Article image

Jog with your dog to prevent pet obesity and health issues

Obesity in pet dogs has become a common phenomenon in recent times and is of concern to veterinarians and owners alike. It is estimated that between 34 and 41 percent of dogs globally are overweight or obese, and several previous research studies have investigated the risk factors associated with this condition. Overweight and obese animals are more likely to develop serious health problems, including joint, skin, respiratory, cardiac and renal diseases, diabetes and an increased risk of death. 
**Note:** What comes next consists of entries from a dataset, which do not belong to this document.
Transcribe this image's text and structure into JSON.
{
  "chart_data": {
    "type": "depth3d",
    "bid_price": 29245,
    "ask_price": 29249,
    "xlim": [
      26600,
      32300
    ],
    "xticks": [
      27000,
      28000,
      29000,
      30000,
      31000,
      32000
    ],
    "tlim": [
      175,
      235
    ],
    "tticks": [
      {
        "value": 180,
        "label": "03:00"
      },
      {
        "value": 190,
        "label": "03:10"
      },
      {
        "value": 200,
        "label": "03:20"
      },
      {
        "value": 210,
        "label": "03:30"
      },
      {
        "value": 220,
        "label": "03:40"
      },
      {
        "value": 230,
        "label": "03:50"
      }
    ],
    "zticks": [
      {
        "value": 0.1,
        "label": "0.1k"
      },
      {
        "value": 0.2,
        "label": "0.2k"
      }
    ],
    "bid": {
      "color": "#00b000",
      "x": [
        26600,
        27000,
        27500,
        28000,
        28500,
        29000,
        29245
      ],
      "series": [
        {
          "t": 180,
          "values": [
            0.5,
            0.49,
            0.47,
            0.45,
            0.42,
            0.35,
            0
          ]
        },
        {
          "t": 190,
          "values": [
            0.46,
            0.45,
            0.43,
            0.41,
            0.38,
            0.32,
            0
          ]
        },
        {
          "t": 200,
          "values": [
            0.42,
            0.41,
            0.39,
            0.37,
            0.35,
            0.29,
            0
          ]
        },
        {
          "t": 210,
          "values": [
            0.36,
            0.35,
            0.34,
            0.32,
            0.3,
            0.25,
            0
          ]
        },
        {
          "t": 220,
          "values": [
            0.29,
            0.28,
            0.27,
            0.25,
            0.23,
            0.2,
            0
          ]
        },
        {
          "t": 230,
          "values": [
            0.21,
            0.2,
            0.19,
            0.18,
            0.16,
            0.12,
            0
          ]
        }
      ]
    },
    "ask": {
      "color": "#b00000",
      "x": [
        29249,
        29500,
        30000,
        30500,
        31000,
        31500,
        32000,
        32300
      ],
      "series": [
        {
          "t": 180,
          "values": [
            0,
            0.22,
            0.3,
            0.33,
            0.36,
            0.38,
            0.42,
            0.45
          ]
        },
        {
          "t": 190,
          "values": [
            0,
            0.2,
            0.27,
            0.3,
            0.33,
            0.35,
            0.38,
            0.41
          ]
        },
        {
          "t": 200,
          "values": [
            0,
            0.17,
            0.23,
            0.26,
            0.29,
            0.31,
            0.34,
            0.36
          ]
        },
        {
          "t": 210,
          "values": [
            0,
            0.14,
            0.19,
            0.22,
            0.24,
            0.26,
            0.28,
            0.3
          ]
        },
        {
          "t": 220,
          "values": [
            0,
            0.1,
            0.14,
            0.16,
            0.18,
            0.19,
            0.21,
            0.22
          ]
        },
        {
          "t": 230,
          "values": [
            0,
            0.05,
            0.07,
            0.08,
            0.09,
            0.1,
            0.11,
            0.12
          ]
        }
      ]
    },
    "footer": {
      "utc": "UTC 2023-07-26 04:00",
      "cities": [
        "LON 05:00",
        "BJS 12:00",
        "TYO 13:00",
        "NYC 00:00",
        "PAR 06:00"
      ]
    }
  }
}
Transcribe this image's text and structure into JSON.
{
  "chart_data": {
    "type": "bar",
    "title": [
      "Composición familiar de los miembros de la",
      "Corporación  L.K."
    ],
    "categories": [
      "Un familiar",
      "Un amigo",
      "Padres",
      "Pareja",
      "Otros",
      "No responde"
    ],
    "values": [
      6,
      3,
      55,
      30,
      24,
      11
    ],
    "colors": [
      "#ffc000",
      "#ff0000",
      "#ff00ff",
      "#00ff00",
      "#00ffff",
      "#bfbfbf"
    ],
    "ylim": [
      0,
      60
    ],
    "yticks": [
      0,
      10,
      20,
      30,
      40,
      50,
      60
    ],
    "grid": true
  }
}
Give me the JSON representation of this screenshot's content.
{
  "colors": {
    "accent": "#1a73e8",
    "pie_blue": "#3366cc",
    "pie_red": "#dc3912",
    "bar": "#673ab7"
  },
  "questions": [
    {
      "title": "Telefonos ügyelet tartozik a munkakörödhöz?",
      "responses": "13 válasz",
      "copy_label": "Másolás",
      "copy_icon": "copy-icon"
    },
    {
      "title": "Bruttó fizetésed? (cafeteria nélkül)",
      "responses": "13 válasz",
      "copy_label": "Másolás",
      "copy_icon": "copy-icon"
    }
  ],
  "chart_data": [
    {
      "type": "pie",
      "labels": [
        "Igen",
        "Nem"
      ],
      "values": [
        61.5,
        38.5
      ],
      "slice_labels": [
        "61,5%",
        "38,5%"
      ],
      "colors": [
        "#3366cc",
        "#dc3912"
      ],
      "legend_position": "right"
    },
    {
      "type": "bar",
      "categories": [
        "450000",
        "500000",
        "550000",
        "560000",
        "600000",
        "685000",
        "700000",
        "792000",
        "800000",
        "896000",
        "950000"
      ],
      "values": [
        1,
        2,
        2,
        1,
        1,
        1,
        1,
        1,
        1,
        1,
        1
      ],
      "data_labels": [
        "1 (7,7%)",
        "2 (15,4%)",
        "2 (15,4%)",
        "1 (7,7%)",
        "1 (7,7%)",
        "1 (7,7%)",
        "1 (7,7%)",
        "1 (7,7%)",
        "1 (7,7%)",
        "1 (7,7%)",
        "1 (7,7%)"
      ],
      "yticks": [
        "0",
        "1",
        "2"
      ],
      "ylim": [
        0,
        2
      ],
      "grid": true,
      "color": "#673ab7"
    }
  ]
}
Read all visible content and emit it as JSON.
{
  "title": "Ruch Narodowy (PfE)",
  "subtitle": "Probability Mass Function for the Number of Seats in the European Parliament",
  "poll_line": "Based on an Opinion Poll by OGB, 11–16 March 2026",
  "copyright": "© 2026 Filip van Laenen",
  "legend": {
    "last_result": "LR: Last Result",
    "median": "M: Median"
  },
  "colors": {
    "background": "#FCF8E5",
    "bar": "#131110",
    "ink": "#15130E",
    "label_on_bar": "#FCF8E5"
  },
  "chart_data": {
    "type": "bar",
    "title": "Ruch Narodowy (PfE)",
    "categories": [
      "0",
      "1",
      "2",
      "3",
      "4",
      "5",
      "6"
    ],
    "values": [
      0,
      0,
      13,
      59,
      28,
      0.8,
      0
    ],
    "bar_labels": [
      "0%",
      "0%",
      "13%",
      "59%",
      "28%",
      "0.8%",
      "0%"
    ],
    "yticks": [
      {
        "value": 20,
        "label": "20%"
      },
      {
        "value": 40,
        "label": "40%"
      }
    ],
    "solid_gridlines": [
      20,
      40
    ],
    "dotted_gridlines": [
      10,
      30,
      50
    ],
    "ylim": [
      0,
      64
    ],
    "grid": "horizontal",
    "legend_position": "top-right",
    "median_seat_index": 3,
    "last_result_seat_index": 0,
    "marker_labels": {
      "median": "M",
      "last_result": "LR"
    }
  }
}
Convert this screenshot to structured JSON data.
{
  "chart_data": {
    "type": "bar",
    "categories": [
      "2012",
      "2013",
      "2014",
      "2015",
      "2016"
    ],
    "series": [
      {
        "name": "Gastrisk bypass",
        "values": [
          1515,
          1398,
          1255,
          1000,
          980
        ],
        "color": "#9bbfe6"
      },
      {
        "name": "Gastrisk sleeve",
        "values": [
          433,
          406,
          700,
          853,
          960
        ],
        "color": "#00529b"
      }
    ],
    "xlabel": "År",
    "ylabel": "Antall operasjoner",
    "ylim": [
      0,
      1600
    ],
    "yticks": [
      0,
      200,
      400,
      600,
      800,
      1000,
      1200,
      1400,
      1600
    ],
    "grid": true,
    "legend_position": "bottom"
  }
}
The main cause of obesity in dogs is that they consume more calories than they use up in their daily lives, largely because they receive too much food and not enough exercise. Both of these factors are under the control of the dog owner but, although there are many commercial dietary options for overweight dogs, there is not a lot of information or guidance for owners who wish to increase their dog’s exercise levels. In this light, researchers from the University of Guelph in Canada undertook a large-scale, international study to investigate the relationship between the exercise regimen of owners and their dogs. 

Past studies on the association between dogs’ body weight and their diet, exercise regimen and other sociodemographic factors have involved small samples and have been restricted in geographic location. For a broader, international perspective, PhD student Sydney Banton and colleagues analyzed the results from a survey of 3,298 dog owners living in France, Germany, the United Kingdom, Canada and the United States. The survey included questions about both owners’ and dogs’ diets and exercise routines, and each owner’s perception of his or her dog’s body weight.

Analysis of the survey responses showed that dogs were likely to get more exercise if their owners spent more time exercising, themselves. Active owners were also more likely to perceive their dog as having an ideal body weight. Compared to owners in other countries, owners in Germany tended to exercise their dogs for a longer time, were more likely to perceive their dog’s body weight as ideal, and were less likely to report having been told that their dog was overweight.

The results, published in the journal PLoS ONE, also showed that dog owners who had been told their dog was overweight were more likely to respond by restricting the dog’s diet, or by feeding it a weight control diet, but not by adjusting its exercise regimen or by cutting out the daily treats. These owners were more likely to report that their dog only exercised for between 0 and 15 minutes per day, while the recommended daily exercise time, on average, is at least 30 minutes per day. 

Among dogs who were five years old and older, owners were less likely to perceive their dog as having an ideal body weight if they had been told their dog was overweight, if they reported attempting to control their dog’s weight by limiting food intake, and if they reported giving dogs other foods, such as treats, every day.

To the researchers’ knowledge, this is the first large-scale study that demonstrates a relationship between an owner’s exercise regime and his or her dog’s exercise pattern. In the past, veterinarians have reported that the main causes of obesity are diet, socioeconomic reasons and lack of exercise, but admit that their primary strategy to address this obesity is to reduce food, reduce treats and change the diet, but not to change the exercise routine. 

This highlights that the option to increase exercise time needs to be promoted by veterinarians when advising owners of overweight and obese dogs. “In order to treat and prevent obesity in dogs, a more holistic approach to changing both dietary and exercise routine needs to be made,” wrote the study authors.

“Results from the survey revealed that feeding practices play a main role in owner perception of their dog being overweight, while exercise practices play a main role in owner perception of their dog being an ideal weight,” said Banton. “While many weight loss strategies for dogs focus on feeding, this data highlights the need to incorporate exercise into weight loss regimens.”